「FRB vs 市場」鍵は株価の動向か

金融システム不安が急拡大する中で、米2年債利回りはFRB(米連邦準備制度理事会)の利下げへの急転換を先取りするように、政策金利のFFレートを1%程度と大幅に下回る動きとなった。そして市場の動きを追認するように、FRBは0.25%の利下げを決定した。

これは、次回5月のFOMC(米連邦公開市場委員会)までの見通しではなく、過去に実際に起きた出来事だった。1998年9月にかけて、大手ヘッジファンド、LTCM(ロングターム・キャピタル・マネジメント)の経営破綻をきっかけに、金融システム不安が急拡大する中で、FRBは引き締めから緩和へ金融政策の急転換に動いた(図表1参照)。

【図表1】米2年債利回りとFFレート(1995~1999年)
出所:リフィニティブ社データよりマネックス証券が作成

当時、「コックローチ・セオリー」という言葉が取り沙汰された。「ゴキブリ」に例えるのは失礼ではあるが、「ゴキブリ」のように1つの経営破綻があったら、その後ろには似たような経営破綻予備軍が「100」といった具合に数多く存在している可能性があるという意味だ。こういったことから、1つの大手ヘッジファンドの経営破綻をきっかけに金融システム不安は急拡大に向かった。

こうした中で株価も急落した。1998年7月半ばには9,000米ドルを大きく上回っていたNYダウが、8月末には7,500米ドル程度まで、最大で2割程度もの下落となったのである(図表2参照)。そして、FRBは9月に利下げを決定。さらに10、11月と3ヶ月連続で実施し、金融危機を収束させることに成功したのである。

【図表2】NYダウの推移(1997~1999年)
出所:リフィニティブ社データよりマネックス証券が作成

さて、3月に入りSVB(シリコンバレー銀行)の経営破綻をきっかけに金融システム不安が急拡大すると、米2年債利回りは急激に低下し、3月22日に5%まで引き上げられた政策金利FFレートの誘導目標上限を1%以上と大幅に下回った(図表3参照)。ここまでは、既に見てきた1998年の「LTCMショック」をきっかけに金融システム不安が急拡大した局面とよく似ている。では今回も、1998年のように、FRBは市場金利低下を追認するように早期に利下げへ転換することになるのだろうか。

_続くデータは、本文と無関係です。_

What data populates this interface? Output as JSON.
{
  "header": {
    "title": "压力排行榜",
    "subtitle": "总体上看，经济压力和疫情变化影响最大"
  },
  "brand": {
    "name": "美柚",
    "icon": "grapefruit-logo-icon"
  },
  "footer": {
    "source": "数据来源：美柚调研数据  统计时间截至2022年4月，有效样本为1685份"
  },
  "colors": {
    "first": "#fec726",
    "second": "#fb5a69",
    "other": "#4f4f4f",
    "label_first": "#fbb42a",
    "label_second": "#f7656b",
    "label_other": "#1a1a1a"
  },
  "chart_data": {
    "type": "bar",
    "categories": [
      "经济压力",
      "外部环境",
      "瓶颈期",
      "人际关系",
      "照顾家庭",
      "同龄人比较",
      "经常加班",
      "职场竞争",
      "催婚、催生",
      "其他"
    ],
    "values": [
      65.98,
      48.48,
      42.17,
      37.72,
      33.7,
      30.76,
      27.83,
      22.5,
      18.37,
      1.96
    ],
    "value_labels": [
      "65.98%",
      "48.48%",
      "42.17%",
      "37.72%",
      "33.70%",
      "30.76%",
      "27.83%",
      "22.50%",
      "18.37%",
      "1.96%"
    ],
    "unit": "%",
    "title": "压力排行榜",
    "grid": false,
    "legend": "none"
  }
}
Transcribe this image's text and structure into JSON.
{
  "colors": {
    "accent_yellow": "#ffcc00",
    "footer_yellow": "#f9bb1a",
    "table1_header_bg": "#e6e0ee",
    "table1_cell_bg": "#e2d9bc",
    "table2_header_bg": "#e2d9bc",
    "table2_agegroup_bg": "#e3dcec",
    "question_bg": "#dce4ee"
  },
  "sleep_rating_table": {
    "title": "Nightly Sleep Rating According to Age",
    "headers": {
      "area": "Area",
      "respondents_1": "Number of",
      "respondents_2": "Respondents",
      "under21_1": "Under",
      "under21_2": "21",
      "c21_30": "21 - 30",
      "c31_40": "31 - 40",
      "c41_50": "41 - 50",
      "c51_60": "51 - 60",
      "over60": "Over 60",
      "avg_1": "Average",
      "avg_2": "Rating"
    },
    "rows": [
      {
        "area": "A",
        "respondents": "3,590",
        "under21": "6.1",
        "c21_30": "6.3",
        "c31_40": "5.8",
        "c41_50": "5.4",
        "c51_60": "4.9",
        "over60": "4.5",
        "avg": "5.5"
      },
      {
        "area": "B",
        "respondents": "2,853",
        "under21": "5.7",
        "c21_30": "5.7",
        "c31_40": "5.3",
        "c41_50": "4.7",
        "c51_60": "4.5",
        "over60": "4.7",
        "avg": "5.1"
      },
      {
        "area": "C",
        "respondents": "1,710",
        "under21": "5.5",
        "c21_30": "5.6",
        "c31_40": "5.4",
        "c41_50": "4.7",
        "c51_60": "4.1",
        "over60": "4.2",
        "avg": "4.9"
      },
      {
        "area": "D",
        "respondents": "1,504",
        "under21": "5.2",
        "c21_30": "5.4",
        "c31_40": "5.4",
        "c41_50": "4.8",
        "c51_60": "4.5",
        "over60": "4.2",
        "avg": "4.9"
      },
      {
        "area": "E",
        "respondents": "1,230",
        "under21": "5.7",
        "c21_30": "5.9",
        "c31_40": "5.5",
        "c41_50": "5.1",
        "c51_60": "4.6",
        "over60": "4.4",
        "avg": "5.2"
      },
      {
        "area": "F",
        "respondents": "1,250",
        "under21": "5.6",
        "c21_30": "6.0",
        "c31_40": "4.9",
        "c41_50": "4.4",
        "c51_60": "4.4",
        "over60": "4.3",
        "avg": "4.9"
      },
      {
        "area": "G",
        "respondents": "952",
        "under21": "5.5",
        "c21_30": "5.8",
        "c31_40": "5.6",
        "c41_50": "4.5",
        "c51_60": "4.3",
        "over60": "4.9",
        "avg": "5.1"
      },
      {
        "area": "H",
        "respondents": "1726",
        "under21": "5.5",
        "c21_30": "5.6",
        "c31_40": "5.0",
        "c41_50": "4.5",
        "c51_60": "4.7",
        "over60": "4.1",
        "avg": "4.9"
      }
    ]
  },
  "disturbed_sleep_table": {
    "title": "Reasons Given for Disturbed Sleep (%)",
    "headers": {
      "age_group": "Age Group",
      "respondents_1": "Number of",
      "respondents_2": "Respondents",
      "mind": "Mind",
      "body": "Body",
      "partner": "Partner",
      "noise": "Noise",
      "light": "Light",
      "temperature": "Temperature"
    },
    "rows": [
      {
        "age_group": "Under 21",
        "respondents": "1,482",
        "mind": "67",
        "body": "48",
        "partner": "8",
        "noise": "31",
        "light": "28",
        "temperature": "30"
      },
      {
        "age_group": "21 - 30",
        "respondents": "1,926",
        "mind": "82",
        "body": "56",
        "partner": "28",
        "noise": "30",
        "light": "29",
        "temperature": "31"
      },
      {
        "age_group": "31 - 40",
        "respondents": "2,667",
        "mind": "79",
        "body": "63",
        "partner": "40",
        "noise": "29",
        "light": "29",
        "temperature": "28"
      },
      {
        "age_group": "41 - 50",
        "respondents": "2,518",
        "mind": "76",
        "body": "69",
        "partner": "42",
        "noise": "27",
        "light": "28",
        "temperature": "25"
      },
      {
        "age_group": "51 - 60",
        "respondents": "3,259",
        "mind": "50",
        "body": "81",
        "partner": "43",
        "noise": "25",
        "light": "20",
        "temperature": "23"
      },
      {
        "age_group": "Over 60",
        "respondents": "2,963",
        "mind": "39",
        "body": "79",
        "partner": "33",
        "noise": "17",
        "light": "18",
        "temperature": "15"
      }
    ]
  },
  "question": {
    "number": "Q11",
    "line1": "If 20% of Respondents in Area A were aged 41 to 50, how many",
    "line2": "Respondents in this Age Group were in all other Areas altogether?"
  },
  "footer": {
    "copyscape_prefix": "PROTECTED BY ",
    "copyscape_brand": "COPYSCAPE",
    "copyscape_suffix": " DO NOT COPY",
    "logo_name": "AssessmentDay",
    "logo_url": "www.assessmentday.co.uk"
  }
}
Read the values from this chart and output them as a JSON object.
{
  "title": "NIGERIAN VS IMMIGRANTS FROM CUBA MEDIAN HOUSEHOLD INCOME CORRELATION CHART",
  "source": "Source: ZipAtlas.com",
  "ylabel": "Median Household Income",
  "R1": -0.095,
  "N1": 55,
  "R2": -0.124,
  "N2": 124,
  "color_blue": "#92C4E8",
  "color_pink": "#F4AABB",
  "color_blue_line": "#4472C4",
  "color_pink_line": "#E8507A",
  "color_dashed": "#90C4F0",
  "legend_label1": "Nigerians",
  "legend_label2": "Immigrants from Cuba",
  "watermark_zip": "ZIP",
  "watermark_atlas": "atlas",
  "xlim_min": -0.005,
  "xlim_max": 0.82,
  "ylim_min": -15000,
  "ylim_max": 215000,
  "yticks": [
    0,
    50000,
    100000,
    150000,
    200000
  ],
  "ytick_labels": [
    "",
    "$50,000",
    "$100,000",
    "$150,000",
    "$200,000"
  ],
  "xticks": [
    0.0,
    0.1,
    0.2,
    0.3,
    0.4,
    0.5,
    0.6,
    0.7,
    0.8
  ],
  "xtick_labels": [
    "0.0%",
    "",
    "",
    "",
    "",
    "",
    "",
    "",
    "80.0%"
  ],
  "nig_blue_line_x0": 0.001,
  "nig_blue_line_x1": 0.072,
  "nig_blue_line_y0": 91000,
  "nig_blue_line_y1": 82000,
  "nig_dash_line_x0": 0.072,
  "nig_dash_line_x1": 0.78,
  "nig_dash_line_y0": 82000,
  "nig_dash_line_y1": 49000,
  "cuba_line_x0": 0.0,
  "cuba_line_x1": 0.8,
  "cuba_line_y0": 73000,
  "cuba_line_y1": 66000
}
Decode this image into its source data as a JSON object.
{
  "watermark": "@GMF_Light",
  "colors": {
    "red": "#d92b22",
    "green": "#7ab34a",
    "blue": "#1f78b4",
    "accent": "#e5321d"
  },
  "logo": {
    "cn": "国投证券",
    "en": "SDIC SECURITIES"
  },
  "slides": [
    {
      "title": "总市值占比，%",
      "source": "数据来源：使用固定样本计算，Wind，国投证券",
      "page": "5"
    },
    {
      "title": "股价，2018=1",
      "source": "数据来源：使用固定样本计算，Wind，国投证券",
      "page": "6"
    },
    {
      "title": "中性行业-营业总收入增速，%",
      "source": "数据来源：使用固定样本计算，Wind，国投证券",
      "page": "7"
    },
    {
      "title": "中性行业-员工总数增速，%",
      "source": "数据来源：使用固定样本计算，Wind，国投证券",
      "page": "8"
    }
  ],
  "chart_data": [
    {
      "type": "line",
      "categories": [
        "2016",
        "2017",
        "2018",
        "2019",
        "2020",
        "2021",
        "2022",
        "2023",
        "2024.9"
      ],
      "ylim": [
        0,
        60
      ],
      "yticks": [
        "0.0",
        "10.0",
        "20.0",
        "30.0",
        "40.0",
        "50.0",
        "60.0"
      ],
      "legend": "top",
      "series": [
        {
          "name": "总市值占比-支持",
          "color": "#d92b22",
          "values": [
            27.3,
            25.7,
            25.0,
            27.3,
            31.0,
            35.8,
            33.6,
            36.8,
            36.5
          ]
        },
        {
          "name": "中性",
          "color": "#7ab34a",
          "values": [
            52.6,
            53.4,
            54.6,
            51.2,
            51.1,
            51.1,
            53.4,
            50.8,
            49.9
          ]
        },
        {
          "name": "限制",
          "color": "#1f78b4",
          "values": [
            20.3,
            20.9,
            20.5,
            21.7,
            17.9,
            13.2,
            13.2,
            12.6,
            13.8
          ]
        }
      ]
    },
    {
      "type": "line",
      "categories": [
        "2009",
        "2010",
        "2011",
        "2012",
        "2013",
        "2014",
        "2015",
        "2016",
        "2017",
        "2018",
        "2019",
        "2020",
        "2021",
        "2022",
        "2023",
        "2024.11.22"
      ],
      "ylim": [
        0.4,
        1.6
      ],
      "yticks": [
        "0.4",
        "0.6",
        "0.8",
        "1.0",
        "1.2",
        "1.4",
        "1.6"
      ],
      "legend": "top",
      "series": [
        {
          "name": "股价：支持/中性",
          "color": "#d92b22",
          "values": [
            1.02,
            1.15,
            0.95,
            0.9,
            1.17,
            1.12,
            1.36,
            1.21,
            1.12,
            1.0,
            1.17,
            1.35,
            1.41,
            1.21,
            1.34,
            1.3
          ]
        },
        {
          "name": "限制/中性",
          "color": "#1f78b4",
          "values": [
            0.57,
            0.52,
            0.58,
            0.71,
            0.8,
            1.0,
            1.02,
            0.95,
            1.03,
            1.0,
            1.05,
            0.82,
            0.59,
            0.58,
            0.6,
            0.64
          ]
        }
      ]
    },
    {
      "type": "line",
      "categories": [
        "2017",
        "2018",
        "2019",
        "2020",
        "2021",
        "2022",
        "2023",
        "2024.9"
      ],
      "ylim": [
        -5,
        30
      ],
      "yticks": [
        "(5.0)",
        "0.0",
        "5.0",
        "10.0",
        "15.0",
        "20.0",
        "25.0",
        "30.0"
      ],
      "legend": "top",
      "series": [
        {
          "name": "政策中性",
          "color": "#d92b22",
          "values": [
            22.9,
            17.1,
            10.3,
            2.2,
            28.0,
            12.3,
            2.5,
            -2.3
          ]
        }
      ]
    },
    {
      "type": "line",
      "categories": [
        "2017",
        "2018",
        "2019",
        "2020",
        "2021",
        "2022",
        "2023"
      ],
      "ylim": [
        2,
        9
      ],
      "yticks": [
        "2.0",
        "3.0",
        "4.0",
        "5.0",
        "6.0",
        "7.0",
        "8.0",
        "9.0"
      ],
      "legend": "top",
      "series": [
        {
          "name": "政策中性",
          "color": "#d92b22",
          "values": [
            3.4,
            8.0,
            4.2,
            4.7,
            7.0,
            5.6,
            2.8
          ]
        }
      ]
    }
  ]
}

【図表3】米2年債利回りとFFレート(2018年~)
出所:リフィニティブ社データよりマネックス証券が作成

ただこれまでのところ、FRBは早期の利下げを否定している。これは、1998年とは異なる点がいくつかあるからだろう。その1つが株安だ。上述のように1998年は、金融システム不安が広がる中で、NYダウは約1ヶ月半で2割程度もの下落となった。これに対して、今回の場合、2月高値からのNYダウの最大下落率は先週までに1割未満にとどまっている(図表4参照)。

【図表4】NYダウの推移(2020年1月~)
出所:リフィニティブ社データよりマネックス証券が作成

中央銀行の金融システム不安への対応は、「最後の貸し手」などプルーデンス政策(信用秩序維持政策)が基本だ。利下げといった金融政策は、あくまで景気や物価対策で発動される。その意味では、1998年と異なり、株安がまだ限られる中でFRBが利下げに転換する可能性は低い。

1998年のようにNYダウが2割の下落となるなら、今回の場合2万8000米ドル割れを目指すような動きになってはじめて先行きの景気急悪化回避のために利下げへの転換が検討されるだろう。

もう1つの1998年との違いは、現在、インフレだということ。1998年はすでに見てきたように、FRBが3ヶ月連続の利下げに動く中で、金融危機は収束に向かい、さらに翌1999年にかけて後にITバブルの株高と呼ばれた株価の一段高が起こった。今回の場合、まだインフレが続いている。そのことも考えると、バブルの株高を再燃させかねない大幅な利下げに対して、FRBはより慎重になるのではないか。